[hts-users:03301] Re: How to improve performance of TTS without manual phoneme alignment
- Subject: [hts-users:03301] Re: How to improve performance of TTS without manual phoneme alignment
- From: Kwan Lisa <lisakwan1102@xxxxxxxxx>
- Date: Sun, 13 May 2012 18:05:13 +0800
- Delivered-to: hts-users@xxxxxxxxxxxxxxx
- Dkim-signature: v=1; a=rsa-sha256; c=relaxed/relaxed; d=gmail.com; s=20120113; h=mime-version:in-reply-to:references:date:message-id:subject:from:to :content-type:content-transfer-encoding; bh=pNsQSY/WDkAPh4d1YFO2g2uvpKw0qP67Pfj3aDGxUW4=; b=OshExSd8bEGKkysWpOJjmT0JpYiI05KuWyHXRSk/rILSCzG19WZQ/goxzXD3qdaEMd ODB8sdRww2ExKlBeUmhOqLKc9CAK/Isv2xxEoLa2uYDbhbc697Sbqpd+vaowcwHi/C2K nZUwNXL24v+WOsfGzoLgBoi8I3tkyurtNzAFZcsGHgHYyFfAAg/4lI2FnVjF7u/61vni xEvmMf5KRA1IhN8PSl0kZLlWOk4yQVP/4qPuCGikgZ2c9OCawazQGxw74wxIlryIT9kg Gvgylk5mzJj2CZxSa0NJf+mixqtehmy9vVGeMHoXZncv+2SwvzDZ7fgJn6yeqpXxhgSg VNvg==
Maybe it was the diversity of my corpus resulted in the poor
performance.

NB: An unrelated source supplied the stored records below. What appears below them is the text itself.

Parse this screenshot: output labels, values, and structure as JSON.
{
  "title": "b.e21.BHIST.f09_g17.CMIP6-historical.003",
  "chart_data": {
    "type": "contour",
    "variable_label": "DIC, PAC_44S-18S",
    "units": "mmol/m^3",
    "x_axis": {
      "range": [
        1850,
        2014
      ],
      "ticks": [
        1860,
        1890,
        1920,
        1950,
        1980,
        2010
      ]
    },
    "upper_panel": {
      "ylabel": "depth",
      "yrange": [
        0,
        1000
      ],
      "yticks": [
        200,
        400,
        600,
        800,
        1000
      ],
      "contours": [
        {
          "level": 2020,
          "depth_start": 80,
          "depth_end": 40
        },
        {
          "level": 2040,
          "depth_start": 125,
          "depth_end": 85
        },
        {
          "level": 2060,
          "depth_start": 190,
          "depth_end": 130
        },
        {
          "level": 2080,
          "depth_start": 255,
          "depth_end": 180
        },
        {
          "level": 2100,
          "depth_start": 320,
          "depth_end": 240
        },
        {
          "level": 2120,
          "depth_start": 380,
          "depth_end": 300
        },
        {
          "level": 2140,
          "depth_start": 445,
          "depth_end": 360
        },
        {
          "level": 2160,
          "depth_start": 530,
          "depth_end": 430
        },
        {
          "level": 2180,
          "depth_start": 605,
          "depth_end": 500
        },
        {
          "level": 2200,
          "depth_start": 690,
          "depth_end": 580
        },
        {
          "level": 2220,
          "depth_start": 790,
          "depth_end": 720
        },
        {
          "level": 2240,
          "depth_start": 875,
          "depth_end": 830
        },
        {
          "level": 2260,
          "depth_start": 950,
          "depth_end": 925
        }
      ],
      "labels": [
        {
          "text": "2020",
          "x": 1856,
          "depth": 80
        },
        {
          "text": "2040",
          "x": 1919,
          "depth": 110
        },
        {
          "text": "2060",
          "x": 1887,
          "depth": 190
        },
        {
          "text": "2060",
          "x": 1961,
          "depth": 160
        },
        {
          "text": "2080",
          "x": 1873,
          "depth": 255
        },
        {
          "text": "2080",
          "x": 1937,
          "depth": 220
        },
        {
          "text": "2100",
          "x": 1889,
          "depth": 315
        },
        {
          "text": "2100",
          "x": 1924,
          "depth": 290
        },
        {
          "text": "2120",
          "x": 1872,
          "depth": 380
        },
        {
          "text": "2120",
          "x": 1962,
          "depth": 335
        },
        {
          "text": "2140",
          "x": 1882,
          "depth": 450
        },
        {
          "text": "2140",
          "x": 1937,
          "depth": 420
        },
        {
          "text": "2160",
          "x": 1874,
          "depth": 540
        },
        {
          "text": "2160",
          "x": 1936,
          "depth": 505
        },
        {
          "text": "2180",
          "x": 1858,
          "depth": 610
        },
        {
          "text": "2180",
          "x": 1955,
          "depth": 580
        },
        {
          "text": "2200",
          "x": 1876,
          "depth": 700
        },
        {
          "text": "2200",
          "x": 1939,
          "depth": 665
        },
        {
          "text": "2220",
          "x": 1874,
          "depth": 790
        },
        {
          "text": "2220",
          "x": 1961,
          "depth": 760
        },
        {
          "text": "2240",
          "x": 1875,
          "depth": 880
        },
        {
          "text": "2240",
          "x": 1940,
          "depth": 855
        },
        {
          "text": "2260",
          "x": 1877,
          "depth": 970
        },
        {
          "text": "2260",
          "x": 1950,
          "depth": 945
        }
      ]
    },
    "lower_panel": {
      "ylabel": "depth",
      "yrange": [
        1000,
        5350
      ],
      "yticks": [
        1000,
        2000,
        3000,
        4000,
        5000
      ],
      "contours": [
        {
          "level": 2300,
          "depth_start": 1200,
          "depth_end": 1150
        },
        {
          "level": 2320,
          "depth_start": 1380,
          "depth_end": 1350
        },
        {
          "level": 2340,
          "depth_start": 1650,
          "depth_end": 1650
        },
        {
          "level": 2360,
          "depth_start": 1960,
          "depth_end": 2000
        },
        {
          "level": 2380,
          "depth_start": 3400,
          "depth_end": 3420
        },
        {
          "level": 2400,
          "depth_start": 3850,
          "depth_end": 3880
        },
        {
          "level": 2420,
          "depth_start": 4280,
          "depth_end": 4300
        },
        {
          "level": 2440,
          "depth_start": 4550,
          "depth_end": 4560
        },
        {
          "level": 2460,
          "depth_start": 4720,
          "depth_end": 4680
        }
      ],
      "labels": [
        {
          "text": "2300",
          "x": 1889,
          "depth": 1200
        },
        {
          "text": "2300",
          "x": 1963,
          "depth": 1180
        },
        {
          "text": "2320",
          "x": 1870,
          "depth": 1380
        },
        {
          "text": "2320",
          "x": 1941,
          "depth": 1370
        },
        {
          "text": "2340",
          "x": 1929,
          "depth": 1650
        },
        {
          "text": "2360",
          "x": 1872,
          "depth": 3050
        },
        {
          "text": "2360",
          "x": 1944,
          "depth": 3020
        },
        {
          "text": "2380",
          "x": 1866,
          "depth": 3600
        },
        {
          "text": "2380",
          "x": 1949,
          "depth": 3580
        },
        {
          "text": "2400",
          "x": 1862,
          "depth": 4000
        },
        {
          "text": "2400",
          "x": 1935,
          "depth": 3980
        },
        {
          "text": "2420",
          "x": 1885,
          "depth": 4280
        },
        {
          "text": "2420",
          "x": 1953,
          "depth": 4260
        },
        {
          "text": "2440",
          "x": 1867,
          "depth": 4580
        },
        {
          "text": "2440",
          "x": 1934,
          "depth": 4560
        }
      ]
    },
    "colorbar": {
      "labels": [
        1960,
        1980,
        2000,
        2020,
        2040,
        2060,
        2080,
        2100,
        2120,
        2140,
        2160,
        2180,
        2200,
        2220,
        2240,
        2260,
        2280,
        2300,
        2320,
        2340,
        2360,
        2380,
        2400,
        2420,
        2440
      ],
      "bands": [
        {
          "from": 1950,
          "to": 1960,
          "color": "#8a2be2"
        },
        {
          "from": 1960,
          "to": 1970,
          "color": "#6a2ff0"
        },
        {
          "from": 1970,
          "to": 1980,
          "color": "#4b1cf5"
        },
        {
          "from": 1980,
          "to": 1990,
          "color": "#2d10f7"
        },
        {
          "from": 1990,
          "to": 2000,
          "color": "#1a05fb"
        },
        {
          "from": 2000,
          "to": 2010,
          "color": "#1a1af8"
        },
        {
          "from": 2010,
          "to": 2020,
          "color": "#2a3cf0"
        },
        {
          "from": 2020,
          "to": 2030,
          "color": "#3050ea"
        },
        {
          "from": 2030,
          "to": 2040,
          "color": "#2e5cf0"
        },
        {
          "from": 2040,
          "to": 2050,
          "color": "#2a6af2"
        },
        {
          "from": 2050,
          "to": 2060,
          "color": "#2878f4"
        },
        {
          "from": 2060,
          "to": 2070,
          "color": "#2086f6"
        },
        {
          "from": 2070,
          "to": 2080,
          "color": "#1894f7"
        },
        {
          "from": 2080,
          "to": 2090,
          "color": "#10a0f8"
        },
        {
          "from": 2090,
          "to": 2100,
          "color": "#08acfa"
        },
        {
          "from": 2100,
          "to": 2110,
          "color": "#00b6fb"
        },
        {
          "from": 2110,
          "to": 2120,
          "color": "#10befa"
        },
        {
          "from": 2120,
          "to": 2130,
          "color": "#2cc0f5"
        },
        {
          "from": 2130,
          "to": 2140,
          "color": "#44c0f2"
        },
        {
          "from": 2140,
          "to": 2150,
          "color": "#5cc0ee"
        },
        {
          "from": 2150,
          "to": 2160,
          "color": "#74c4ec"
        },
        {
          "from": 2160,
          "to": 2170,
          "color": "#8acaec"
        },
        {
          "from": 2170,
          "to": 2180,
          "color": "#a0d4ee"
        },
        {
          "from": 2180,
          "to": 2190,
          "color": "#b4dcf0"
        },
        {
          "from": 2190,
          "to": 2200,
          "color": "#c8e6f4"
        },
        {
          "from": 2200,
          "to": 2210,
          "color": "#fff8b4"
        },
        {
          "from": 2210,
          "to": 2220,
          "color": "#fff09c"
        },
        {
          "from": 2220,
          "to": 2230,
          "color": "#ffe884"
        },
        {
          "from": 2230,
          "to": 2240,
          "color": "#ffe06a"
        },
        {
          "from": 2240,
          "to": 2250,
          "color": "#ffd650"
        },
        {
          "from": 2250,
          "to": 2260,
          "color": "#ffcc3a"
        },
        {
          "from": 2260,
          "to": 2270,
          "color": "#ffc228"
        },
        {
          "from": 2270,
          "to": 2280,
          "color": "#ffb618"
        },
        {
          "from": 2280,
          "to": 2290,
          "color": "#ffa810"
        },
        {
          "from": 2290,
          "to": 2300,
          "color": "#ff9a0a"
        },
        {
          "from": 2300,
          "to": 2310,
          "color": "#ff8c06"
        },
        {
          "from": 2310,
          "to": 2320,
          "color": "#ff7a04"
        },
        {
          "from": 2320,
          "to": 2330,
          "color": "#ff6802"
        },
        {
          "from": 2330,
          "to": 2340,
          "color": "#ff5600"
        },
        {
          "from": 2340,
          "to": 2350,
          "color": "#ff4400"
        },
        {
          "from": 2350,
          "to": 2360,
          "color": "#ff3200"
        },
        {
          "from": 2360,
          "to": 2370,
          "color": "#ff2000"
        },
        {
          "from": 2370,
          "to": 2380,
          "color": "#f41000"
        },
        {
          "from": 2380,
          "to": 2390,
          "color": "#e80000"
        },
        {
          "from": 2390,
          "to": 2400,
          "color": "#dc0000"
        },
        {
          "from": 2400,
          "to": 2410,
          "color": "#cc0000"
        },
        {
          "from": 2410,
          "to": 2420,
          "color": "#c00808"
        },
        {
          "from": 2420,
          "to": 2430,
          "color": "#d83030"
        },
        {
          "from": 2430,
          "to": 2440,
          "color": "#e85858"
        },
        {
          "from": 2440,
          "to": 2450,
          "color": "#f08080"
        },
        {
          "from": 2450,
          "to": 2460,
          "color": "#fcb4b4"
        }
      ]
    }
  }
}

My corpus consists of voices of 300 speakers and about
200 sentences (about 10 mins) for each speaker. This corpus is not
labeled manually. I built a average voice model using about 3000
sentences, then I used sentences of one speaker to perform adaptation.
At the first place I thought the alignment accuracy was the reason why
performance was bad. But I think you are right. Embedded training
procedure doesn't rely on the phoneme boundary. Now I'm not sure what
kind of method could improve the performance of the TTS system. I'm
afraid that the number of the adaptation sentence is too small;
however I only have 200 sentences for each speaker.
2012/5/13 huanliangwang <huanliangwang@xxxxxxx>:
> Hi,
> Our experiments show the same conclusion as you. The effect of initial
> phone boundary to the synthesis results is very limited if you use the
> embedded training procedure. I think the consistency between mono phone
> sequence and full-context phone sequence, as well as in training stage and
> in synthesis stage, may be more important for synthesis performance.
>
> Best Regards,
>
> hlwang
>
>
>
> At 2012-05-13 10:05:26,"那兴宇" <nxy-yzqs@xxxxxxx> wrote:
>
> My opinion:
> HTS system use phoneme boundaries only in the initialization stage of
> monophone models, which will affect the result of convergences in the
> embedded training of full-context models. But in my experiments, phoneme
> alignment does not affect that much. So I do not know what is your corpus
> size, maybe using more training data would help.
> --
> Xingyu Na (那兴宇)
> Beijing Institute of Technology
> naxy(at)bit.edu.cn
> asr.naxingyu(at)gmail.com
> naxingyu at {facebook, twitter, linkedin}
>
>
> At 2012-05-13 03:29:51,"Kwan Lisa" <lisakwan1102@xxxxxxxxx> wrote:
>>Hi,
>>
>>I'm using a corpus without manual phoneme alignment. Thus, I performed
>>forced alignment to get the phoneme boundary information.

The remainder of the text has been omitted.